Павел любовался ею. Он знал, что всё сделает, чтобы его любимая девушка всегда была такой же счастливой.
– Это – самый счастливый день в моей жизни, – продолжила Кира. – Ведь пока мама была в том состоянии, я не жила, а существовала. Дома без неё – пустота, в её комнату я даже боялась заходить. Так и продержала её с закрытой дверью. Хорошо, что хоть ты в моей жизни появился. Как бы я одна это всё пережила – не знаю.
Они подъехали к кафе со смешным названием «Компот». И без промедления отправились в здание. Это кафе они заприметили в первый же день, когда прогуливались по ночному городу. Небольшое снаружи здание в деревенском стиле – оно сразу завоевало их сердца домашней теплотой, вкусной едой и приветливым персоналом.
– Здравствуйте, приятно вас снова видеть, – сказал знакомый им уже официант. – Тем более – таких счастливых, – он посмотрел в зал. – И ваш столик как раз освободился.
– Спасибо.
– Проходите, присаживайтесь, я вам меню принесу.
Кира с Павлом прошли в угол зала. Когда в первый раз они вдвоём оказались в этом заведении, то обоюдно сразу выбрали место подальше от танцпола и орущих динамиков. Им приглянулось это уединённое место, где царил полумрак. Здесь было легко и уютно вдвоём.
Парнишка-официант лет двадцати двух изящно пропорхнул к барной стойке и вернулся к ним уже с меню. Он очень нравился будущим молодожёнам. Всегда улыбчивый, заводной, он мог пошутить, но соблюдал субординацию и был не по годам взрослым.
– Пожалуйста, – подавая меню, официант поинтересовался. – Вы сразу закажите или попозже подойти?
– Сегодня, браток, – ответил Павел. – Мы посмотрим. У нас особенный день, и поэтому меню наше должно быть особенным. Правда, милая?
Паренёк удалился, а влюблённые стали изучать меню, обсуждая блюда. Им хотелось сегодня отметить этот день особенным обедом.
Когда они закончили с выбором блюд, Павел поднял руку, и как по мановению волшебной палочки появился официант.
– Как это у вас получается – так быстро и незаметно оказываться возле нас? – засмеялась Кира.
Официант улыбнулся и спросил, не отвечая на вопрос:
– Что желаете? – он достал блокнот, ручку и замер в ожидании ответа.
– Понятно, – улыбаясь, проговорила девушка. – Свои тайны не выдаём.
– Дорогая, ну ты же не собираешься идти в официантки, поэтому тебе и их секреты никто не выдаст, – вмешался в диалог Павел.
– Меня и не возьмут, я неуклюжая и не гожусь для такой работы, – созналась девушка.
Все засмеялись.
А Кире этот день казался безумно волшебным. Она поудобнее расположилась в кресле и просто стала наблюдать за своим любимым, который в это время делал заказ.
– Прекрасный выбор. Но я бы ещё посоветовал вам форель, – официант поднёс пальцы ко рту и, отправив поцелуй непонятно кому, добавил. – Её шеф так готовит – пальчики оближите.
– Хм… – проговорил Павел, погладив живот. – А я, оказывается, такой голодный, что… Давайте и рыбу. Любимая, как ты на это смотришь? – обратился он к невесте, которая в знак согласия просто улыбнулась.
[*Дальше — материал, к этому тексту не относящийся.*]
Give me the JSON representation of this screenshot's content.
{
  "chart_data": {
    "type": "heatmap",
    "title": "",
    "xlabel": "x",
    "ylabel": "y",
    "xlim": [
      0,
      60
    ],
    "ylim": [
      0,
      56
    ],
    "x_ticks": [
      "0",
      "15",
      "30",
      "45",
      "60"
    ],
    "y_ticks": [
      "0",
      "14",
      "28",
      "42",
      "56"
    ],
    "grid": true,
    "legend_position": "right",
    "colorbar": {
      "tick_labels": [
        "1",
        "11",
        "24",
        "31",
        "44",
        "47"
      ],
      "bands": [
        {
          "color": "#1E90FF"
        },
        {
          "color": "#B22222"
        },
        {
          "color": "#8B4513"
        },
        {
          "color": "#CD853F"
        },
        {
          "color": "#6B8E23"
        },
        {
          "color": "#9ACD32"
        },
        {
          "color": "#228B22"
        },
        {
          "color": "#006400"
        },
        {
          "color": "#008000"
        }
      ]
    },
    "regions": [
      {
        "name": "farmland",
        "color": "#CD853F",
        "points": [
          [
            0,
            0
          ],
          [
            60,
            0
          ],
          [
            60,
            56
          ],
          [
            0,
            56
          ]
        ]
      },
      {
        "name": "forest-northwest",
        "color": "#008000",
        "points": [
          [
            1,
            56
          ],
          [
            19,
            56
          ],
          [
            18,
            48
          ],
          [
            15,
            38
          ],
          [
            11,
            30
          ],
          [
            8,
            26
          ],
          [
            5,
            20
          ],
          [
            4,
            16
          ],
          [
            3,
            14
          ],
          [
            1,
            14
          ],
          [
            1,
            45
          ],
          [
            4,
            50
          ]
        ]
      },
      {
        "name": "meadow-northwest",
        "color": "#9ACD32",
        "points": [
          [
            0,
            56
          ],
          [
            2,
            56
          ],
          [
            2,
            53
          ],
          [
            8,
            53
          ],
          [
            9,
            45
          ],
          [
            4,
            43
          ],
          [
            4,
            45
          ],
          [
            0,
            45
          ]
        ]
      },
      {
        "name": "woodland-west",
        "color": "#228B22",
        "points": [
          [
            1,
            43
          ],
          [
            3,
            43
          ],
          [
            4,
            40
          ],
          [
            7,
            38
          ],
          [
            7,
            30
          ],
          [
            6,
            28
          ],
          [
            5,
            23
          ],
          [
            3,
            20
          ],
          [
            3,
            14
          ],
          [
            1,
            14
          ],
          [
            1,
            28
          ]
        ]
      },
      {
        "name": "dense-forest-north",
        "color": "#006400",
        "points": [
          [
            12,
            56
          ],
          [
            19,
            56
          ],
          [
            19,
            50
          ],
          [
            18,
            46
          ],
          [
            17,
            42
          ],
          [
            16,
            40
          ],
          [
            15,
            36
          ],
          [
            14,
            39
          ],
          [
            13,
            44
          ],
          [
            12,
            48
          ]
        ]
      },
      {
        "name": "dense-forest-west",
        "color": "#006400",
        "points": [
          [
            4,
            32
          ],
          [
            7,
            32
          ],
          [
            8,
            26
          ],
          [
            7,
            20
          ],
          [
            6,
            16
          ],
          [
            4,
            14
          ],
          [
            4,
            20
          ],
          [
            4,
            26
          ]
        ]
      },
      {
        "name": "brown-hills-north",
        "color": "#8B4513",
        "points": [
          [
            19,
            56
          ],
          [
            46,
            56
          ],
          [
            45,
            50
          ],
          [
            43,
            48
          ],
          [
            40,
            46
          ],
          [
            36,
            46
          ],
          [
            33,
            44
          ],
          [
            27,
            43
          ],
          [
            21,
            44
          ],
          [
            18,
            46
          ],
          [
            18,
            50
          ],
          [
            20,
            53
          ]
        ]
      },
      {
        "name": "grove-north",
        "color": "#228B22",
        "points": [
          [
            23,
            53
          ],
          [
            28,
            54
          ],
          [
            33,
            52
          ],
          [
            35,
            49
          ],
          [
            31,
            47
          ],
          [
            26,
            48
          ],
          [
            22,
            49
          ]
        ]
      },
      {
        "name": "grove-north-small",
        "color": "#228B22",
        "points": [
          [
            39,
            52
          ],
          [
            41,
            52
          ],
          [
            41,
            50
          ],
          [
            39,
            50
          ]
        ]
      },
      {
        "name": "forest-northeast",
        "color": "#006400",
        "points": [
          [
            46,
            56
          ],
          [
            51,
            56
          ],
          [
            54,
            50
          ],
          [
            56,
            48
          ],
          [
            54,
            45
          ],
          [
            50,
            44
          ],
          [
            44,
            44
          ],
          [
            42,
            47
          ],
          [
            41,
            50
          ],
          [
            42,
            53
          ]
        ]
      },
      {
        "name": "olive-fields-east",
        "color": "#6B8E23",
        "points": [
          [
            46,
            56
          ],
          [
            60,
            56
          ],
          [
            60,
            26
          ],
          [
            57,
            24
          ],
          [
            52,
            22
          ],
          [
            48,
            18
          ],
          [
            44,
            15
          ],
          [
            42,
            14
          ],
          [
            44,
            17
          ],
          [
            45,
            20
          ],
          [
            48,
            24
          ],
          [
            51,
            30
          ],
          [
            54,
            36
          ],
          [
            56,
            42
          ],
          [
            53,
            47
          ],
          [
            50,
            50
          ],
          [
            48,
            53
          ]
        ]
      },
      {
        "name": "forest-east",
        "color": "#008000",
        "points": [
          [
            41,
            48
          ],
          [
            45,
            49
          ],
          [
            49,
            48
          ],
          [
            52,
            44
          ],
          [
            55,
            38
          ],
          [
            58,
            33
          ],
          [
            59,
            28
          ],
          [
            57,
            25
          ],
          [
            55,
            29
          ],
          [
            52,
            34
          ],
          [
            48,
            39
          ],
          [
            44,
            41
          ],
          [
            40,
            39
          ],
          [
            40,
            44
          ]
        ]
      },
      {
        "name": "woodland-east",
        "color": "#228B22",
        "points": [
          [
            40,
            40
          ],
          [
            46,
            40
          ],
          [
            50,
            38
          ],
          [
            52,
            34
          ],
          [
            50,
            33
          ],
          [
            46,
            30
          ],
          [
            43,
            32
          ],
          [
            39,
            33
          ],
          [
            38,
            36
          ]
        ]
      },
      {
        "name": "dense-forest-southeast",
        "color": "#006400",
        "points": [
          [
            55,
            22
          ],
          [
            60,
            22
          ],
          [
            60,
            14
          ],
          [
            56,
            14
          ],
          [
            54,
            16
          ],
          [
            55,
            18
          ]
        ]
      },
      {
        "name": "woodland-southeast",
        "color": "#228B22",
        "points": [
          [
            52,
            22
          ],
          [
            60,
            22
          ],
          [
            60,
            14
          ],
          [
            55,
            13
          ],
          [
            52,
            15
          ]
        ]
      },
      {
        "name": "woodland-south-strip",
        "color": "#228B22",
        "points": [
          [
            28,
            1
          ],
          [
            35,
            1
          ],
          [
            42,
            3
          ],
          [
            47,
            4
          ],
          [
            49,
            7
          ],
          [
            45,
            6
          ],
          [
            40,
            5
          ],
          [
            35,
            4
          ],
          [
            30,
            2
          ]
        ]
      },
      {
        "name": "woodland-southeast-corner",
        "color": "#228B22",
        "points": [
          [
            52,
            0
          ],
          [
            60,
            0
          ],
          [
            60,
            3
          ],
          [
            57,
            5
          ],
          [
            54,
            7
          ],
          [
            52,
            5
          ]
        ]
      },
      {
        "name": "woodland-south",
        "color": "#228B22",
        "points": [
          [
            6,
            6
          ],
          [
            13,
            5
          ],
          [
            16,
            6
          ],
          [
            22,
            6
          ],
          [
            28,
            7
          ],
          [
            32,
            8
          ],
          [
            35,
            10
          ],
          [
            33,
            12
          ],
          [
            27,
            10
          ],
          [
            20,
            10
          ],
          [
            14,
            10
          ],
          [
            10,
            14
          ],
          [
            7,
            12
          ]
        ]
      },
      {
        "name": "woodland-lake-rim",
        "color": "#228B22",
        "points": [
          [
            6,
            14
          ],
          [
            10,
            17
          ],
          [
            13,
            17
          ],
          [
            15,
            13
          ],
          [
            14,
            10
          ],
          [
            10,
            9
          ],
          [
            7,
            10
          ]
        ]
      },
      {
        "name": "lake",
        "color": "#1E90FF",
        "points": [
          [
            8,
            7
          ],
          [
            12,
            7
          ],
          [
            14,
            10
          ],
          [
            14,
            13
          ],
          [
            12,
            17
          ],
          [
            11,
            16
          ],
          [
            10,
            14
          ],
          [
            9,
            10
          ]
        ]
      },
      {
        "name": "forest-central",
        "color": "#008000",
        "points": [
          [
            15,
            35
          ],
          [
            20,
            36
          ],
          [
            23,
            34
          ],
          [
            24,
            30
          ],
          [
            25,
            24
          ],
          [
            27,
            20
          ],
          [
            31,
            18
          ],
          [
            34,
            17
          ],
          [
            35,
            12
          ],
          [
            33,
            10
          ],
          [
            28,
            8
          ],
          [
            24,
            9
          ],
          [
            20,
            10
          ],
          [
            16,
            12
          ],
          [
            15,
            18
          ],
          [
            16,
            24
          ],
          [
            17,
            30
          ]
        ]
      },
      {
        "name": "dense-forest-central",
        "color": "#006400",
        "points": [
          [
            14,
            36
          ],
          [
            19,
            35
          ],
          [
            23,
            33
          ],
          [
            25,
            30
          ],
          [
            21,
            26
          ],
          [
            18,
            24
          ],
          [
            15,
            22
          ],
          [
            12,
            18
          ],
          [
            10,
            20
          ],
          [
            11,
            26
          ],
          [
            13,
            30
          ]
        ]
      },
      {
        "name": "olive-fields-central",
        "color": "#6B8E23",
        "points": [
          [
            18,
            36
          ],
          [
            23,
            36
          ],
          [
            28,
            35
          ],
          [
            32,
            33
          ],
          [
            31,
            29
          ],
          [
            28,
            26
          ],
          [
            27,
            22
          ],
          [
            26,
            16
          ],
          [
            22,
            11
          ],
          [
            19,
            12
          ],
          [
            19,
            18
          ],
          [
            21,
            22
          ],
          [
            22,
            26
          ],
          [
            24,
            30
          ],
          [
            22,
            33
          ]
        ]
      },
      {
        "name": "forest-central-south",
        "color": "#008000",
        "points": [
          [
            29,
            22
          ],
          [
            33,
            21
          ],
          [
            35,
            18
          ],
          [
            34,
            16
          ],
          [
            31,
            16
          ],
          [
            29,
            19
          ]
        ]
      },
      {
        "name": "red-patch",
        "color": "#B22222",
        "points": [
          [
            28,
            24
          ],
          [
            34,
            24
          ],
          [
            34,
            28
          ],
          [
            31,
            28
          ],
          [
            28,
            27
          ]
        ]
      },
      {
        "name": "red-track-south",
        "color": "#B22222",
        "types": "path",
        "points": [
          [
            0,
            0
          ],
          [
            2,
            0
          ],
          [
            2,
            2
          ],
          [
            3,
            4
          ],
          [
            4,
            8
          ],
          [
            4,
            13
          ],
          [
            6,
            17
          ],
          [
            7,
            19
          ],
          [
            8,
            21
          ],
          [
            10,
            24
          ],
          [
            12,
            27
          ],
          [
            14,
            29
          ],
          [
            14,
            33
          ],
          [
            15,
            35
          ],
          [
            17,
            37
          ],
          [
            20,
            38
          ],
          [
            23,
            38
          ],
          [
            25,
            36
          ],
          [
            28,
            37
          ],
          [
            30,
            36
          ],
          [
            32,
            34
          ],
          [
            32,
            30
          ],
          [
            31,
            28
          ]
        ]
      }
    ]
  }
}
Официант исчез с заказом, а молодые стали обсуждать прошедшие полдня, которые были полные событий.
ГЛАВА 4
Утро было солнечным, и даже за плотно закрытой занавеской было понятно, что открой её сейчас – и поток тепла с солнечным зарядом энергетической силой ворвётся в палату, чтобы снести всё на своём пути.
– М-м-м, как хорошо… – сладко подтягиваясь в постели, пропела я. – Эй, солнышко, заходи ко мне!
Я смотрела на шторы в надежде, что они вот-вот и откроются сами. Но чуда не произошло, зато ко мне зашла медсестра с дежурными словами: «Доброе утро».
Она подошла к окну и открыла шторы. От ослепительно яркого света я прищурилась, а медсестра поинтересовалась:
– Как спалось? – но было очевидно, что ей неинтересен мой ответ, её кукольное личико даже не дрогнуло.
Девушка подошла к зеркалу, осмотрела себя со всех сторон, поправила халатик, обтягивающий её точёную фигурку, а убедившись, что выглядит безупречно, продолжила:
– Жалобы, просьбы есть? – опять спросила она, даже не поворачивая головы в мою сторону.
Спрятав под пилотку выбившийся локон смоляных волос, она улыбнулась сама себе, но заметив, что я наблюдаю за ней, сразу направилась к двери.
– Готовьтесь к обходу, – выходя, бросила она через плечо.
Когда за девушкой закрылась дверь, я невольно пожала плечами: «Да, уж, медсестреночка…», – подумала я. – «Ей бы – в мужскую палату…».
Не успела я ещё подумать об этой девчонке, как дверь снова открылась, и в палату теперь уже шумно ворвалась старшая медсестра. А так как женщина была ну уж очень большая, то она фактически заняла весь дверной проём.
– Сучка! – в бешенстве прорычала она.
У меня от такой наглости и удивления полезли брови вверх, я даже оцепенела сначала, но потом всё же тихо спросила:
– Кто? Я?
– О, господи, боже ты мой! Да что вы такое говорите! – уже спокойно ставя баночки для анализов мне на тумбочку, проговорила большая медсестра и твёрдо добавила. – Это я про Ритку.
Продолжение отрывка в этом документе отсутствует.